En contrebas, les cascine di Pièi, d’où viennent les chèvres. Il était prévu d’y faire un saut mais nous y renonçons. Inutile de rajouter du dénivelé pour aujourd’hui. Nous avons déjà notre compte.
Avec le ventre plein, ça ne monte pas tout seul !
Dernière section avant le passage étroit de la bochetta di Fiorasca.
Allez MC, encore un effort !
15 heures. Le temps d’un autoportrait (nous étions trop « tendus » à l’aller) et nous voilà de l’autre côté, sur le versant qui surplombe Broglio, tout en bas, au fond de la vallée.
Là, c’est Stefano en train de négocier un passage avec une marche très très haute.
Et là c’est moi. Mais vu du bas, tout semble plus facile.
Bon, ben, y’a plus qu’à !
En bas, Piatto, puis Corte Grande, et quelque part au fond, Broglio. Nos genoux frémissent et gémissent par anticipation.
La descente vers Piatto est beaucoup moins pénible que prévue. Si, à l’aller, nous avions eu de la peine à suivre le sentier, il est beaucoup plus visible au retour. Elle est poutzée en une heure pile.
Trois quarts d’heure plus tard, nous sommes à Corte Grande. Nos genoux arrivent toujours à se plier (et se déplier !), ce qui plutôt est bon signe.
La zone hors forêt se termine. Nous regardons une dernière fois les cimes alentours.
Stefano, alors que nous quittons l’alpage Corte Grande, où passe le ri di Brünèsc.
Une petit maison, à Mött di Sopra, Mött di sotto étant juste de l’autre côté de la route.
Une autre à Croadasc, merveilleusement rénovée.

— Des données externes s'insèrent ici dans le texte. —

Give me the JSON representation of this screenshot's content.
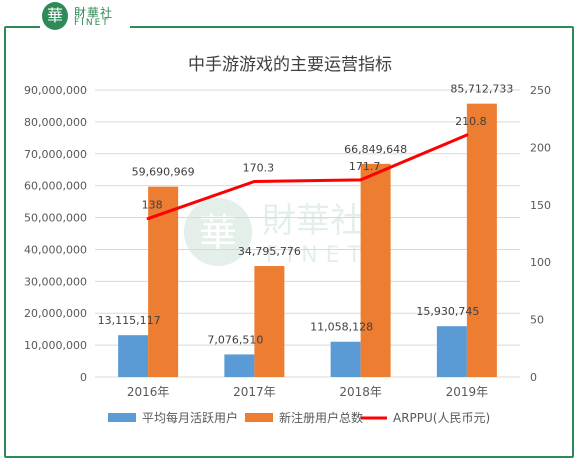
{
  "logo": {
    "cn": "財華社",
    "en": "FINET",
    "seal": "華"
  },
  "watermark": {
    "cn": "財華社",
    "en": "FINET"
  },
  "colors": {
    "frame": "#2e8b57",
    "series1": "#5b9bd5",
    "series2": "#ed7d31",
    "line": "#ff0000",
    "gridline": "#d9d9d9",
    "text": "#595959"
  },
  "chart_data": {
    "type": "bar",
    "title": "中手游游戏的主要运营指标",
    "categories": [
      "2016年",
      "2017年",
      "2018年",
      "2019年"
    ],
    "series": [
      {
        "name": "平均每月活跃用户",
        "type": "bar",
        "axis": "left",
        "values": [
          13115117,
          7076510,
          11058128,
          15930745
        ],
        "labels": [
          "13,115,117",
          "7,076,510",
          "11,058,128",
          "15,930,745"
        ]
      },
      {
        "name": "新注册用户总数",
        "type": "bar",
        "axis": "left",
        "values": [
          59690969,
          34795776,
          66849648,
          85712733
        ],
        "labels": [
          "59,690,969",
          "34,795,776",
          "66,849,648",
          "85,712,733"
        ]
      },
      {
        "name": "ARPPU(人民币元)",
        "type": "line",
        "axis": "right",
        "values": [
          138,
          170.3,
          171.7,
          210.8
        ],
        "labels": [
          "138",
          "170.3",
          "171.7",
          "210.8"
        ]
      }
    ],
    "y_left": {
      "min": 0,
      "max": 90000000,
      "ticks": [
        "0",
        "10,000,000",
        "20,000,000",
        "30,000,000",
        "40,000,000",
        "50,000,000",
        "60,000,000",
        "70,000,000",
        "80,000,000",
        "90,000,000"
      ]
    },
    "y_right": {
      "min": 0,
      "max": 250,
      "ticks": [
        "0",
        "50",
        "100",
        "150",
        "200",
        "250"
      ]
    },
    "grid": true,
    "legend_position": "bottom"
  }
}
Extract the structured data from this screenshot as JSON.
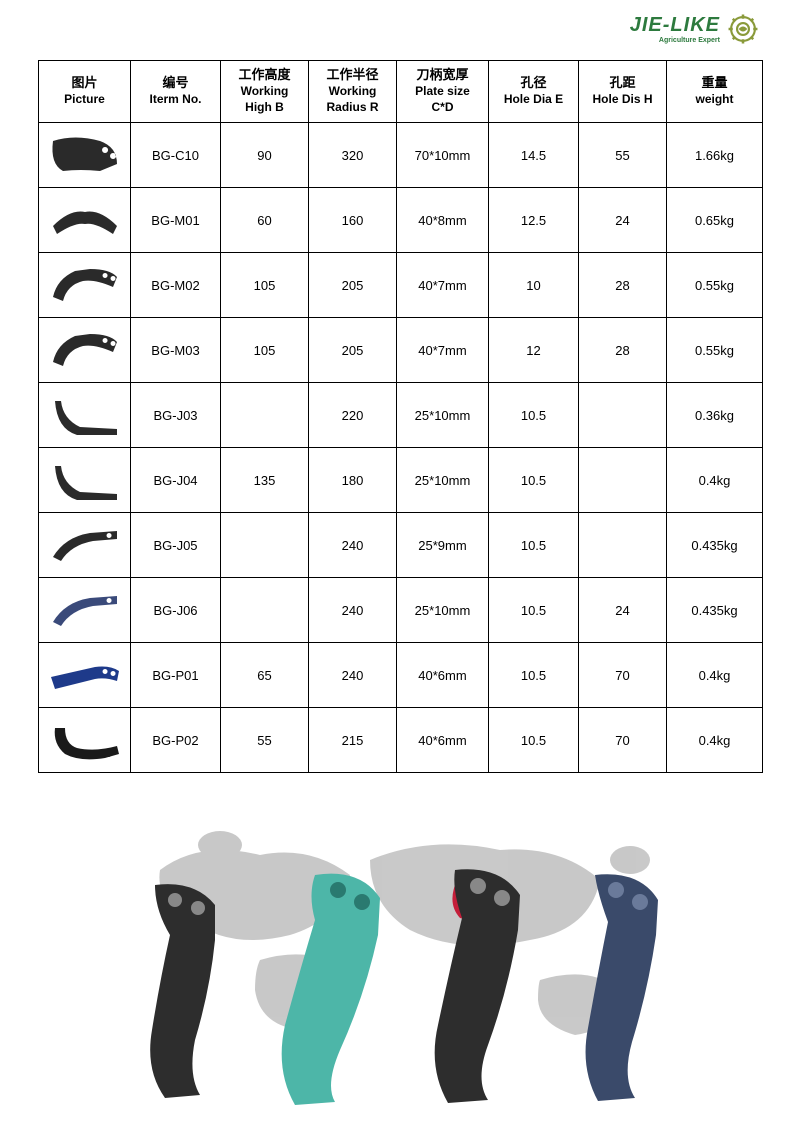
{
  "logo": {
    "main": "JIE-LIKE",
    "sub": "Agriculture Expert",
    "gear_color": "#8a9a3a",
    "text_color": "#2d7a3e"
  },
  "table": {
    "columns": [
      {
        "cn": "图片",
        "en": "Picture"
      },
      {
        "cn": "编号",
        "en": "Iterm No."
      },
      {
        "cn": "工作高度",
        "en": "Working",
        "en2": "High B"
      },
      {
        "cn": "工作半径",
        "en": "Working",
        "en2": "Radius R"
      },
      {
        "cn": "刀柄宽厚",
        "en": "Plate size",
        "en2": "C*D"
      },
      {
        "cn": "孔径",
        "en": "Hole Dia E"
      },
      {
        "cn": "孔距",
        "en": "Hole Dis H"
      },
      {
        "cn": "重量",
        "en": "weight"
      }
    ],
    "rows": [
      {
        "item": "BG-C10",
        "high": "90",
        "radius": "320",
        "plate": "70*10mm",
        "dia": "14.5",
        "dis": "55",
        "weight": "1.66kg",
        "shape": "wide-curve",
        "color": "#2a2a2a"
      },
      {
        "item": "BG-M01",
        "high": "60",
        "radius": "160",
        "plate": "40*8mm",
        "dia": "12.5",
        "dis": "24",
        "weight": "0.65kg",
        "shape": "shallow-v",
        "color": "#2a2a2a"
      },
      {
        "item": "BG-M02",
        "high": "105",
        "radius": "205",
        "plate": "40*7mm",
        "dia": "10",
        "dis": "28",
        "weight": "0.55kg",
        "shape": "boomerang",
        "color": "#2a2a2a"
      },
      {
        "item": "BG-M03",
        "high": "105",
        "radius": "205",
        "plate": "40*7mm",
        "dia": "12",
        "dis": "28",
        "weight": "0.55kg",
        "shape": "boomerang",
        "color": "#2a2a2a"
      },
      {
        "item": "BG-J03",
        "high": "",
        "radius": "220",
        "plate": "25*10mm",
        "dia": "10.5",
        "dis": "",
        "weight": "0.36kg",
        "shape": "thin-l",
        "color": "#2a2a2a"
      },
      {
        "item": "BG-J04",
        "high": "135",
        "radius": "180",
        "plate": "25*10mm",
        "dia": "10.5",
        "dis": "",
        "weight": "0.4kg",
        "shape": "thin-l",
        "color": "#2a2a2a"
      },
      {
        "item": "BG-J05",
        "high": "",
        "radius": "240",
        "plate": "25*9mm",
        "dia": "10.5",
        "dis": "",
        "weight": "0.435kg",
        "shape": "thin-curve",
        "color": "#2a2a2a"
      },
      {
        "item": "BG-J06",
        "high": "",
        "radius": "240",
        "plate": "25*10mm",
        "dia": "10.5",
        "dis": "24",
        "weight": "0.435kg",
        "shape": "thin-curve",
        "color": "#3a4a7a"
      },
      {
        "item": "BG-P01",
        "high": "65",
        "radius": "240",
        "plate": "40*6mm",
        "dia": "10.5",
        "dis": "70",
        "weight": "0.4kg",
        "shape": "flat-blade",
        "color": "#1e3a8a"
      },
      {
        "item": "BG-P02",
        "high": "55",
        "radius": "215",
        "plate": "40*6mm",
        "dia": "10.5",
        "dis": "70",
        "weight": "0.4kg",
        "shape": "hook",
        "color": "#1a1a1a"
      }
    ],
    "border_color": "#000000",
    "background_color": "#ffffff",
    "header_fontsize": 13,
    "cell_fontsize": 13
  },
  "bottom": {
    "map_fill": "#bfbfbf",
    "china_fill": "#c41e3a",
    "blades": [
      {
        "color": "#2d2d2d",
        "pos": "left"
      },
      {
        "color": "#4db6a8",
        "pos": "center-left"
      },
      {
        "color": "#2d2d2d",
        "pos": "center-right"
      },
      {
        "color": "#3a4a6a",
        "pos": "right"
      }
    ]
  }
}
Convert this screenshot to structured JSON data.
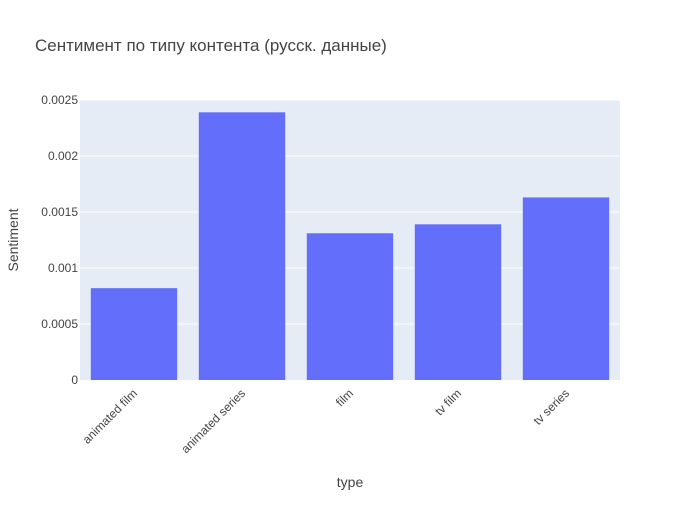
{
  "chart_data": {
    "type": "bar",
    "title": "Сентимент по типу контента (русск. данные)",
    "xlabel": "type",
    "ylabel": "Sentiment",
    "categories": [
      "animated film",
      "animated series",
      "film",
      "tv film",
      "tv series"
    ],
    "values": [
      0.00082,
      0.00239,
      0.00131,
      0.00139,
      0.00163
    ],
    "ylim": [
      0,
      0.0025
    ],
    "yticks": [
      0,
      0.0005,
      0.001,
      0.0015,
      0.002,
      0.0025
    ],
    "ytick_labels": [
      "0",
      "0.0005",
      "0.001",
      "0.0015",
      "0.002",
      "0.0025"
    ],
    "grid": true,
    "colors": {
      "bar": "#636efa",
      "plot_background": "#e5ecf6",
      "grid": "#ffffff",
      "text": "#444444"
    }
  }
}
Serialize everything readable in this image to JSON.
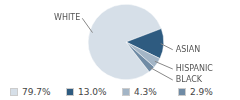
{
  "chart_data": {
    "type": "pie",
    "categories": [
      "WHITE",
      "ASIAN",
      "HISPANIC",
      "BLACK"
    ],
    "values": [
      79.7,
      13.0,
      4.3,
      2.9
    ],
    "value_labels": [
      "79.7%",
      "13.0%",
      "4.3%",
      "2.9%"
    ],
    "colors": [
      "#d6dfe8",
      "#2e5b80",
      "#a3b5c6",
      "#6f8ba5"
    ],
    "legend": "bottom"
  }
}
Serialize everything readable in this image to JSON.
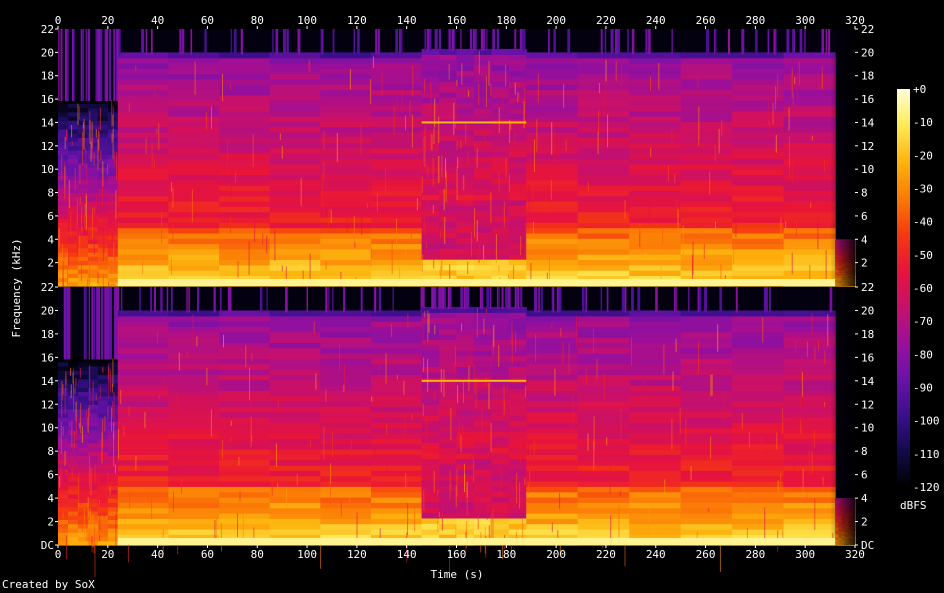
{
  "chart_data": {
    "type": "heatmap",
    "title": "",
    "xlabel": "Time (s)",
    "ylabel": "Frequency (kHz)",
    "xlim": [
      0,
      320
    ],
    "ylim": [
      0,
      22
    ],
    "x_ticks": [
      0,
      20,
      40,
      60,
      80,
      100,
      120,
      140,
      160,
      180,
      200,
      220,
      240,
      260,
      280,
      300,
      320
    ],
    "y_ticks": [
      0,
      2,
      4,
      6,
      8,
      10,
      12,
      14,
      16,
      18,
      20,
      22
    ],
    "y_tick_labels": [
      "DC",
      "2",
      "4",
      "6",
      "8",
      "10",
      "12",
      "14",
      "16",
      "18",
      "20",
      "22"
    ],
    "channels": 2,
    "colorbar": {
      "label": "dBFS",
      "range": [
        -120,
        0
      ],
      "ticks": [
        "+0",
        "-10",
        "-20",
        "-30",
        "-40",
        "-50",
        "-60",
        "-70",
        "-80",
        "-90",
        "-100",
        "-110",
        "-120"
      ],
      "colors": [
        "#000000",
        "#120b4a",
        "#3b0f8c",
        "#6a12a8",
        "#9b0f9a",
        "#c8106a",
        "#e8143a",
        "#f53a10",
        "#fb7b06",
        "#fdb40e",
        "#feea55",
        "#ffffd8"
      ]
    },
    "segments": [
      {
        "t": [
          0,
          24
        ],
        "band_top_khz": 16,
        "level": "low"
      },
      {
        "t": [
          24,
          146
        ],
        "band_top_khz": 20,
        "level": "high"
      },
      {
        "t": [
          146,
          188
        ],
        "band_top_khz": 20.3,
        "level": "sparse"
      },
      {
        "t": [
          188,
          312
        ],
        "band_top_khz": 20,
        "level": "high"
      },
      {
        "t": [
          312,
          320
        ],
        "band_top_khz": 4,
        "level": "fade"
      }
    ]
  },
  "footer": {
    "credit": "Created by SoX"
  }
}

Nous arrivons à la voiture un peu avant 19 heures, les gambettes un peu fatiguées mais la tête remplie de belles images. Nous irons fêter notre gros dénivelé à la pizzeria de Cavergno, avec, pour chacun, une pizza avec de la bresaola accompagnée d’une bonne bière.
Itinéraire du jour
C’est ici et c’est chez Suisse Mobile.
Autoportraits du jour
A Broglio, au parking. 8h23 du matin. Les yeux encore gonflés de sommeil.
Au rifugio Fiorasca.
Au passage de la bochetta di Fiorasca.